El gobierno de China sugiere que la pandemia podría no haberse originado en Wuhan, sino en Estados Unidos.

China explica el origen del COVID-19 con una teoría conspirativa que podría ser peligrosa

Ya pasó un año desde que Wuhan, la ciudad en China donde se detectó el primer caso de COVID-19, entró en estado de confinamiento. Al día de hoy, con millones de contagios, aún no está claro como se originó el virus, pero en el país asiático ya circulan teorías conspirativas que causan intriga en el resto del mundo. 

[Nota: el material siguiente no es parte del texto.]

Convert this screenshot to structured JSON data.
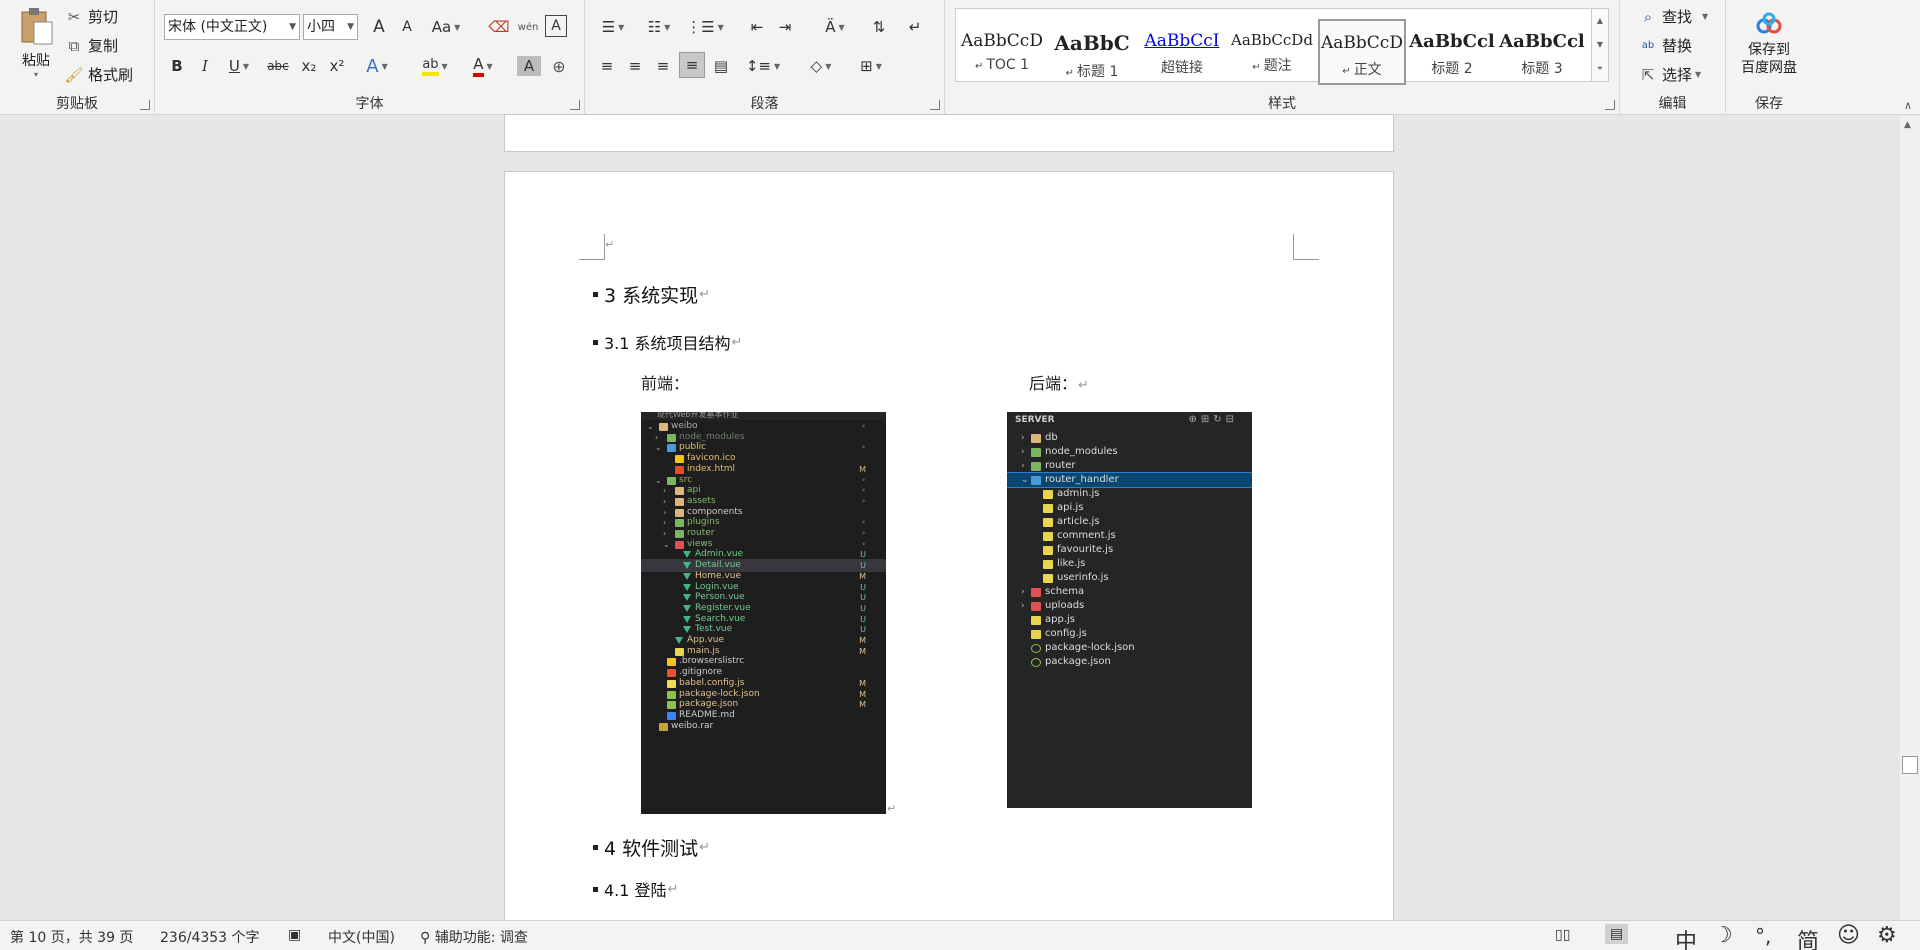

El gobierno de la nación de Oriente ha sido severamente criticado por las decisiones que se tomaron respecto a la pandemia de coronavirus, pues se cree que las autoridades debieron avisar sobre la emergencia sanitaria con una mayor anticipación. 

Pero ahora, son los propios funcionarios estatales de China, junto con los medios de comunicación, quienes cuestionan la seguridad de la vacuna contra el virus SARS-CoV-2 de la farmacéutica Pfizer y siembran dudas sobre la procedencia de la enfermedad. Algunos expertos sostienen que lo hacen para desviar los ataques en su contra. 

Cómo surgió el coronavirus, según China 

Una vocera del gobierno del régimen de Xi Jinping sugiere que el virus responsable de la pandemia podría haber salido de un laboratorio militar estadounidense. Incluso, Hua Chunying la portavoz del Ministerio de Relaciones Exteriores de aquel país le pidió a la Organización Mundial de la Salud (OMS) que investigara sobre el laboratorio de armas biológicas que se ubica en Maryland. 

No obstante, no hay indicios o pruebas que sustenten las creencias de las autoridades de China. Fang Shimin, un escritor reconocido por desmentir falsas noticias científicas y quien es originario de aquel país (ahora habita en Estados Unidos), afirma que estas teorías conspirativas son un intento por desviar la atención de su población sobre la mala gestión del gobierno sobre la propagación de la enfermedad. 

Cabe destacar que esto ocurre poco después de la llegada de un equipo de la OMS a Wuhan para investigar los orígenes del SARS-CoV-2. 

El riesgo de las teorías conspirativas 

Desde el exterior, estas declaraciones pueden parecer absurdas, pero están surgiendo efecto en los habitantes de la nación oriental. Lamentablemente, las teorías conspirativas también tienen consecuencias: interfieren en la salud pública y pueden generar un rechazo hacia las vacunas, favoreciendo el avance de la pandemia. 

Por ende, es importante desmentirlas y regirse únicamente por datos sólidos.